Pellentesque justo neque, venenatis id, varius eget, interdum a, neque. Lorem ipsum dolor sit amet, consectetuer adipiscing elit. Suspendisse sollicitudin purus in nisl. Curabitur bibendum. Phasellus diam. Maecenas laoreet eros in diam. Curabitur tempus dictum odio. Suspendisse molestie ipsum sit amet lectus. Duis congue, odio ac ornare aliquet, diam odio ultrices urna, id tristique lectus ligula dapibus ipsum. Sed non ipsum eget massa pretium pulvinar. Aenean molestie lobortis odio. Maecenas a leo. Etiam id nunc vel ante egestas pretium. Praesent suscipit libero id ante. Maecenas non nisi non erat facilisis tempus. Nunc molestie metus a arcu. Suspendisse potenti. Praesent ac urna egestas quam sollicitudin pretium.You'll have some questions.
StuPeas
08-12-2006, 08:29 AM
Thanx for the responce, but as i stated in my post I dont want to get bogged down in other code, what I really need is to know why this script doesnt work.
The code is from a manual for my CIW course, and is strictly a learning question.
I do not need to use the script for anything, and i understand exactly what it SHOULD do, and how it should do it. It is more important for me to understand why this PARTICULAR CODE does not work.
I understand that to help me out someone may actual have to run the script themselves, and that this is alot of work, but i would be eternaly grateful.
If you cannot help me further, thanx for responding anyway.
Charles
08-12-2006, 08:35 AM
I don't have time to list the things wrong with that piece of script - that's why I gave you a working version to ponder.
StuPeas
08-12-2006, 08:42 AM
I totaly understand the time thing Charles.
Regarding the infinite loop: wouldnt the (\w+) in the regular expression would result in the while loop evaluating to zero once the last word in the string is read.
Charles
08-12-2006, 04:23 PM
Upon closer inspection that part works but it's very ineficient, kind of like using 10*10 instead of 100. What it does is match the first one or more word characters and then all other character but a new line. The first one or more word characters are assigned to $1 and the rest of the line to $2. Then the whole line is replaced by $2 and $1 you play with.
A less ineficient method would be to use $word_hash {$1}++ while ($line =~ s/(\w+)//).

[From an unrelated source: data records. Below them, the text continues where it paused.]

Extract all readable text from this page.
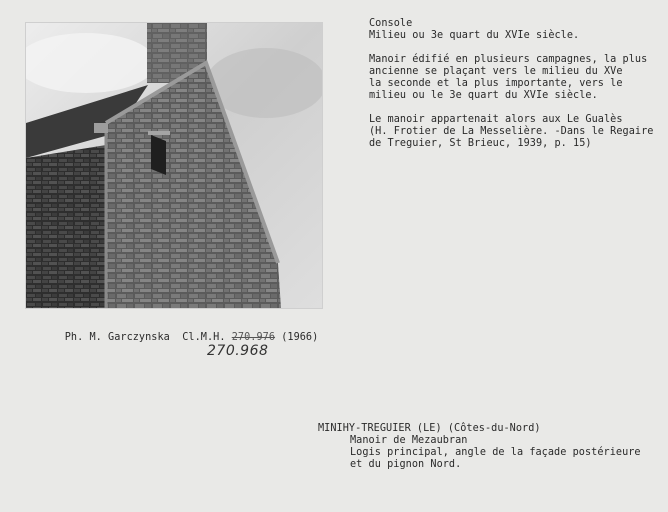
Console
Milieu ou 3e quart du XVIe siècle.
Manoir édifié en plusieurs campagnes, la plus
ancienne se plaçant vers le milieu du XVe
la seconde et la plus importante, vers le
milieu ou le 3e quart du XVIe siècle.
Le manoir appartenait alors aux Le Gualès
(H. Frotier de La Messelière. -Dans le Regaire
de Treguier, St Brieuc, 1939, p. 15)

Ph. M. Garczynska Cl.M.H. 270.976 (1966)

270.968
MINIHY-TREGUIER (LE) (Côtes-du-Nord)
Manoir de Mezaubran
Logis principal, angle de la façade postérieure
et du pignon Nord.
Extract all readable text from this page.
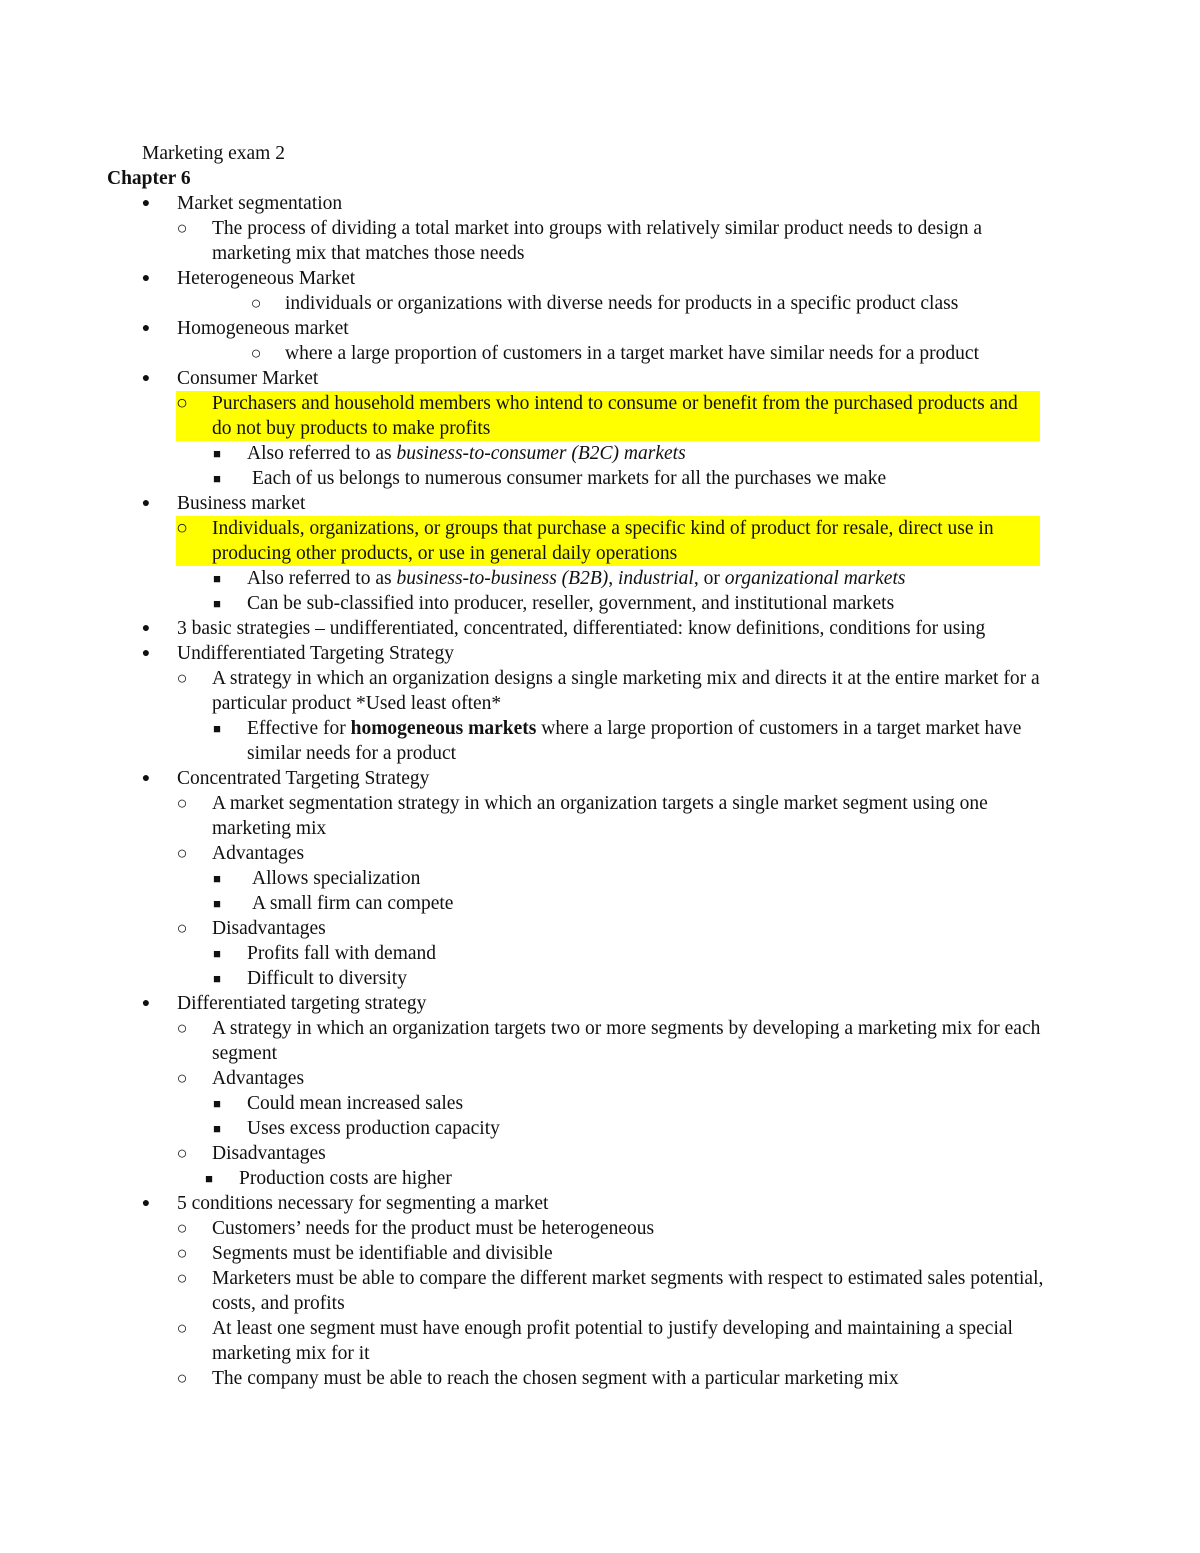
Marketing exam 2
Chapter 6
● Market segmentation
○ The process of dividing a total market into groups with relatively similar product needs to design a marketing mix that matches those needs
● Heterogeneous Market
○ individuals or organizations with diverse needs for products in a specific product class
● Homogeneous market
○ where a large proportion of customers in a target market have similar needs for a product
● Consumer Market
○ Purchasers and household members who intend to consume or benefit from the purchased products and do not buy products to make profits
■	Also referred to as business-to-consumer (B2C) markets
■	Each of us belongs to numerous consumer markets for all the purchases we make
● Business market
○ Individuals, organizations, or groups that purchase a specific kind of product for resale, direct use in producing other products, or use in general daily operations
■	Also referred to as business-to-business (B2B), industrial, or organizational markets
■	Can be sub-classified into producer, reseller, government, and institutional markets
● 3 basic strategies – undifferentiated, concentrated, differentiated: know definitions, conditions for using
● Undifferentiated Targeting Strategy
○ A strategy in which an organization designs a single marketing mix and directs it at the entire market for a particular product *Used least often*
■	Effective for homogeneous markets where a large proportion of customers in a target market have similar needs for a product
● Concentrated Targeting Strategy
○ A market segmentation strategy in which an organization targets a single market segment using one marketing mix
○ Advantages
■	Allows specialization
■	A small firm can compete
○ Disadvantages
■	Profits fall with demand
■	Difficult to diversity
● Differentiated targeting strategy
○ A strategy in which an organization targets two or more segments by developing a marketing mix for each segment
○ Advantages
■	Could mean increased sales
■	Uses excess production capacity
○ Disadvantages
■	Production costs are higher
● 5 conditions necessary for segmenting a market
○ Customers’ needs for the product must be heterogeneous
○ Segments must be identifiable and divisible
○ Marketers must be able to compare the different market segments with respect to estimated sales potential, costs, and profits
○ At least one segment must have enough profit potential to justify developing and maintaining a special marketing mix for it
○ The company must be able to reach the chosen segment with a particular marketing mix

Even less would be $word_hash {$_}++ for ($line =~ m/\w+/g);.
StuPeas
08-13-2006, 08:14 AM
Thanxs again.
Your answer has risen some questions in my head about how Perl reads expressions (in what order). Since the code you sent was not an assignment, then i am guessing that it is read from left to right. If this is so then wouldnt the first backreference ($1) contain a random value from a previous match that would then be stored in our hash.
Obviously this value would not be part of our string (I say obviously, but this is pure guesswork on my part)
I may post this as another thread later as i have to go and visit a freind in hospital right now.
THANX again for your time spent on an inquisitive newbe Charles. :)
Charles
08-14-2006, 07:00 AM
Sometimes Perl is evaluated left to right, and sometimes right to left.